Quick Answer
Use wget when you need a repeatable download test, a resumable file transfer, or a simple way to check whether a URL works outside the browser. wget is honest: it shows you exactly what the server returns, without browser caching, extensions, or download managers masking the real behaviour.
Essential Examples
# Basic download
wget https://example.com/file.zip
# Resume an interrupted download
wget -c https://example.com/file.zip
# Check if a URL works without downloading
wget --spider https://example.com/page
# Show HTTP headers for debugging
wget --server-response https://example.com/
# Download quietly, output to a specific filename
wget -q -O myfile.zip https://example.com/file.zip
# Retry 3 times with 10-second timeout per attempt
wget --tries=3 --timeout=10 https://example.com/file.zip
# Limit download speed (useful for testing throttling)
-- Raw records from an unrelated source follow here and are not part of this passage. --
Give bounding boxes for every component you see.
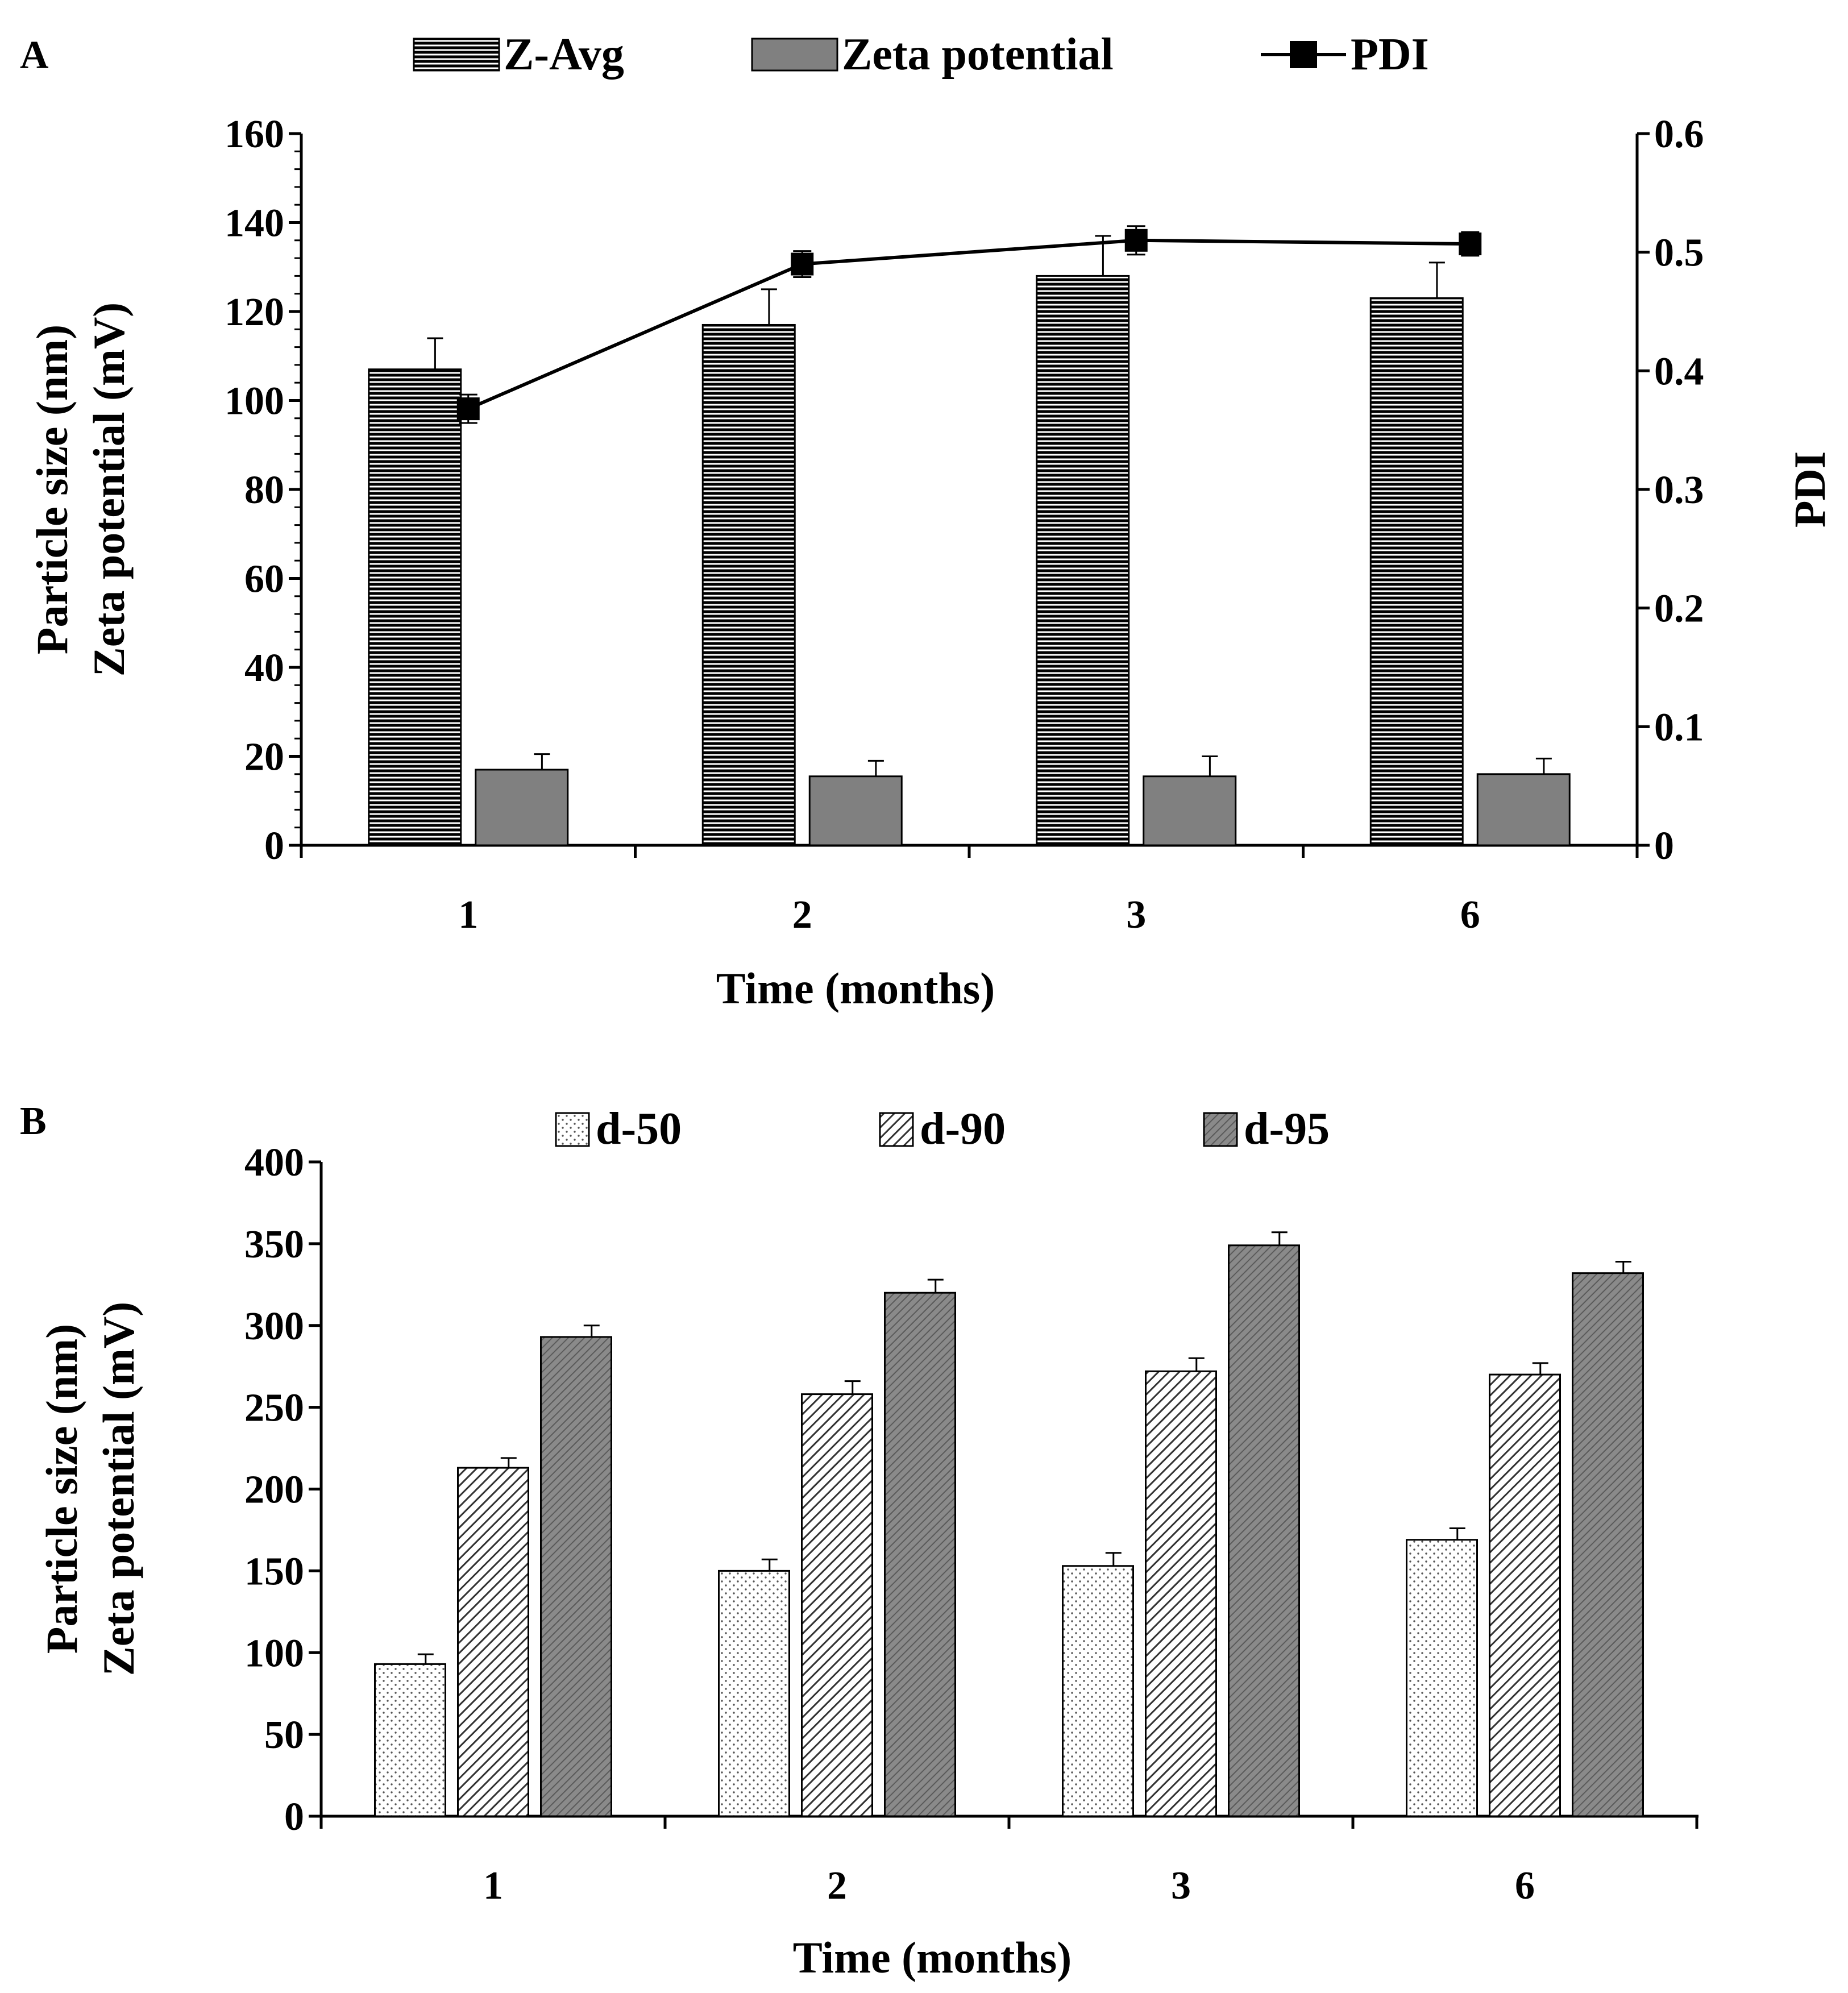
- panel-b-x-ticks: 1 2 3 6: [319, 1816, 1699, 1908]
- panel-b-bar: [1062, 1565, 1134, 1817]
- panel-a-bar: [1369, 297, 1464, 846]
- legend-label-pdi: PDI: [1351, 30, 1429, 80]
- panel-a-x-tick-label: 2: [792, 893, 812, 937]
- panel-a-pdi-line: [456, 225, 1482, 424]
- panel-a-y2-tick-label: 0.2: [1654, 587, 1704, 631]
- panel-b-y-tick-label: 50: [264, 1713, 304, 1757]
- panel-a-y2-tick-label: 0.6: [1654, 113, 1704, 156]
- panel-a-y2-tick-label: 0.4: [1654, 350, 1704, 393]
- panel-a-y-tick-label: 20: [244, 736, 284, 779]
- pdi-point: [456, 397, 480, 421]
- panel-b-bar: [540, 1336, 612, 1817]
- panel-b-bar: [718, 1570, 790, 1817]
- panel-b-bar: [884, 1292, 956, 1817]
- panel-a-y-title-1: Particle size (nm): [27, 325, 77, 654]
- panel-b-y-tick-label: 150: [244, 1550, 304, 1593]
- legend-swatch-zavg: [413, 38, 500, 72]
- legend-label-zavg: Z-Avg: [504, 30, 624, 80]
- panel-a-bar: [701, 323, 796, 846]
- panel-a-y2-tick-label: 0.1: [1654, 705, 1704, 749]
- panel-b-y-tick-label: 300: [244, 1305, 304, 1348]
- panel-b-bar: [1572, 1272, 1644, 1817]
- panel-b-bar: [374, 1663, 446, 1817]
- panel-b-bar: [1489, 1373, 1561, 1817]
- panel-a-x-title: Time (months): [716, 964, 995, 1013]
- panel-b-y-tick-label: 200: [244, 1468, 304, 1512]
- panel-b-y-tick-label: 0: [284, 1795, 304, 1839]
- pdi-point: [791, 252, 814, 276]
- panel-b-bars: [374, 1231, 1644, 1817]
- panel-b-y-title-1: Particle size (nm): [37, 1324, 86, 1654]
- panel-a-y2-tick-label: 0.5: [1654, 231, 1704, 275]
- panel-a-y-ticks: 0 20 40 60 80 100 120 140 160: [225, 113, 301, 868]
- panel-a-y-tick-label: 160: [225, 113, 284, 156]
- panel-a-bar: [368, 368, 462, 846]
- legend-swatch-d95: [1203, 1112, 1238, 1147]
- panel-a-y-tick-label: 100: [225, 380, 284, 423]
- panel-a-y-tick-label: 40: [244, 646, 284, 690]
- panel-a-label: A: [20, 34, 49, 77]
- legend-label-d95: d-95: [1244, 1104, 1330, 1154]
- panel-b-label: B: [20, 1099, 47, 1143]
- panel-b-y-tick-label: 350: [244, 1223, 304, 1267]
- panel-a-y-title-2: Zeta potential (mV): [84, 302, 134, 677]
- panel-b-y-tick-label: 400: [244, 1141, 304, 1185]
- pdi-point: [1459, 232, 1482, 256]
- panel-a-x-tick-label: 6: [1460, 893, 1480, 937]
- panel-a-y-tick-label: 140: [225, 202, 284, 246]
- legend-swatch-d50: [555, 1112, 590, 1147]
- legend-swatch-d90: [879, 1112, 914, 1147]
- legend-label-d50: d-50: [596, 1104, 682, 1154]
- panel-a-bar: [808, 775, 903, 846]
- panel-b-x-tick-label: 6: [1515, 1864, 1535, 1908]
- panel-b-bar: [801, 1393, 873, 1817]
- pdi-series-line: [467, 238, 1471, 410]
- panel-a-y-tick-label: 0: [264, 824, 284, 868]
- panel-b-x-title: Time (months): [793, 1933, 1072, 1982]
- panel-a-y2-ticks: 0 0.1 0.2 0.3 0.4 0.5 0.6: [1637, 113, 1704, 868]
- panel-b-y-tick-label: 250: [244, 1386, 304, 1430]
- panel-a-y-tick-label: 80: [244, 468, 284, 512]
- pdi-point: [1124, 229, 1148, 252]
- panel-b-y-title-2: Zeta potential (mV): [94, 1302, 143, 1676]
- panel-a-bar: [1036, 275, 1130, 846]
- panel-a-y-tick-label: 120: [225, 290, 284, 334]
- panel-a-bar: [1476, 773, 1571, 846]
- legend-swatch-zeta: [751, 38, 838, 72]
- panel-b-x-tick-label: 3: [1171, 1864, 1191, 1908]
- legend-label-zeta: Zeta potential: [842, 30, 1114, 80]
- panel-a-bar: [1143, 775, 1237, 846]
- panel-a-x-tick-label: 3: [1126, 893, 1146, 937]
- panel-a-y2-tick-label: 0: [1654, 824, 1674, 868]
- panel-b-x-tick-label: 1: [483, 1864, 503, 1908]
- panel-a-y-tick-label: 60: [244, 558, 284, 601]
- panel-b-legend: d-50 d-90 d-95: [555, 1104, 1330, 1154]
- panel-b-bar: [1228, 1244, 1300, 1817]
- panel-a: A Z-Avg Zeta potential PDI 0204060801001…: [20, 30, 1834, 1013]
- legend-label-d90: d-90: [920, 1104, 1006, 1154]
- panel-b: B d-50 d-90 d-95 0 50 100 150 200 250 300 350 40…: [20, 1099, 1699, 1982]
- panel-a-bar: [475, 769, 569, 846]
- panel-b-bar: [457, 1467, 529, 1817]
- panel-b-x-tick-label: 2: [827, 1864, 847, 1908]
- panel-a-y2-tick-label: 0.3: [1654, 468, 1704, 512]
- legend-marker-pdi: [1290, 41, 1317, 68]
- panel-a-x-ticks: 1 2 3 6: [300, 845, 1639, 937]
- panel-b-bar: [1406, 1539, 1478, 1817]
- panel-a-x-tick-label: 1: [458, 893, 478, 937]
- panel-b-bar: [1145, 1370, 1217, 1817]
- panel-a-legend: Z-Avg Zeta potential PDI: [413, 30, 1429, 80]
- panel-b-y-tick-label: 100: [244, 1631, 304, 1675]
- panel-a-bars: [368, 235, 1571, 846]
- panel-a-y2-title: PDI: [1785, 451, 1834, 528]
- panel-b-y-ticks: 0 50 100 150 200 250 300 350 400: [244, 1141, 321, 1839]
wget --limit-rate=1m https://example.com/largefile.iso
# Download in background, log to a file
wget -b -o wget.log https://example.com/largefile.iso
Common Flag Reference
| Flag | What It Does | Use Case |
|---|---|---|
-c | Continue/resume partial download | Recovering interrupted large file downloads |
--spider | Check URL without saving | Confirm a URL is reachable and returns 200 |
--server-response | Print full HTTP response headers | Debug redirects, caching headers, content type |
-q | Quiet mode — minimal output | Scripts and cron jobs |
-O filename | Save to a specific filename | Override the server-provided filename |
--tries=N | Retry N times on failure | Unreliable servers or flaky connections |
--timeout=N | Set connect/read timeout in seconds | Avoid hanging on unresponsive servers |
--limit-rate=N | Cap download speed (k, m suffix) | Test throttling; avoid saturating a connection |
-b | Run in background | Long downloads you do not want to babysit |
-r | Recursive download | Mirror a website or directory listing |
--no-check-certificate | Skip SSL verification | Testing self-signed certs in controlled environments |
Testing Download Speed with wget
wget is a reliable way to isolate download speed from browser behaviour. The transfer rate printed at the end of a download reflects the actual throughput between your connection and that server — no caching, no pre-fetching, no extensions. To test against a known large file from a fast server:
# Download a test file from a speed test server
wget -O /dev/null http://speedtest.tele2.net/100MB.zip
# Save output to check the reported transfer rate
wget --server-response -O /dev/null https://proof.ovh.net/files/100Mb.dat 2>&1 | tail -5
The -O /dev/null discards the file so you are measuring transfer speed without disk write time interfering. Compare the wget result to a browser-based speed test to see if the browser or a CDN is responsible for differences.
Interpreting wget Errors
| Error | Likely Cause | Next Step |
|---|---|---|
| Connection refused | Server not listening on that port | Verify port and protocol; try curl -v |
| Connection timed out | Firewall blocking, routing issue, or server down | Try ping and traceroute to the host |
| 404 Not Found | URL path does not exist | Check the URL; use --server-response to see redirect chain |
| SSL handshake failure | Certificate error or TLS version mismatch | Check system date/time; try curl for more detail |
| Download stalls mid-transfer | Packet loss, server throttling, or route issue | Retry with --tries; run mtr to check the route |
| Speed much lower than ISP plan | Single-connection limit to that server, CDN throttling | Try a different test server; use a browser speed test |
wget vs curl
wget and curl solve overlapping but different problems. Use wget when the job is downloading files — it handles retries, resumes, and recursive mirroring well with simple flags. Use curl when the job involves HTTP requests — it supports all methods (POST, PUT, DELETE), custom headers, form data, cookies, and API workflows with more precision. Both are worth knowing.
Frequently Asked Questions
Is wget the same as curl?
No. wget is download-focused with built-in retry, resume, and recursive crawl. curl is request-focused with more control over HTTP methods, headers, and authentication. For pure file downloads, wget is simpler. For API testing and custom HTTP interactions, curl is more capable.
Can wget resume downloads?
Yes, use wget -c URL. The server must support HTTP range requests (most modern servers do). wget checks the local file size and sends a range request starting from where it left off. If the server does not support ranges, wget will restart from the beginning.
Why is wget faster than my browser?
Browsers apply extension-based scanning, may throttle downloads to check files, use different CDN routing, and sometimes limit single-connection speeds. wget bypasses all of that. If wget is consistently faster than your browser for the same file, a browser extension or setting is the likely cause.
Does wget work on macOS?
It is not installed by default on macOS, but it is available via Homebrew: brew install wget. macOS includes curl by default, which handles most of the same tasks.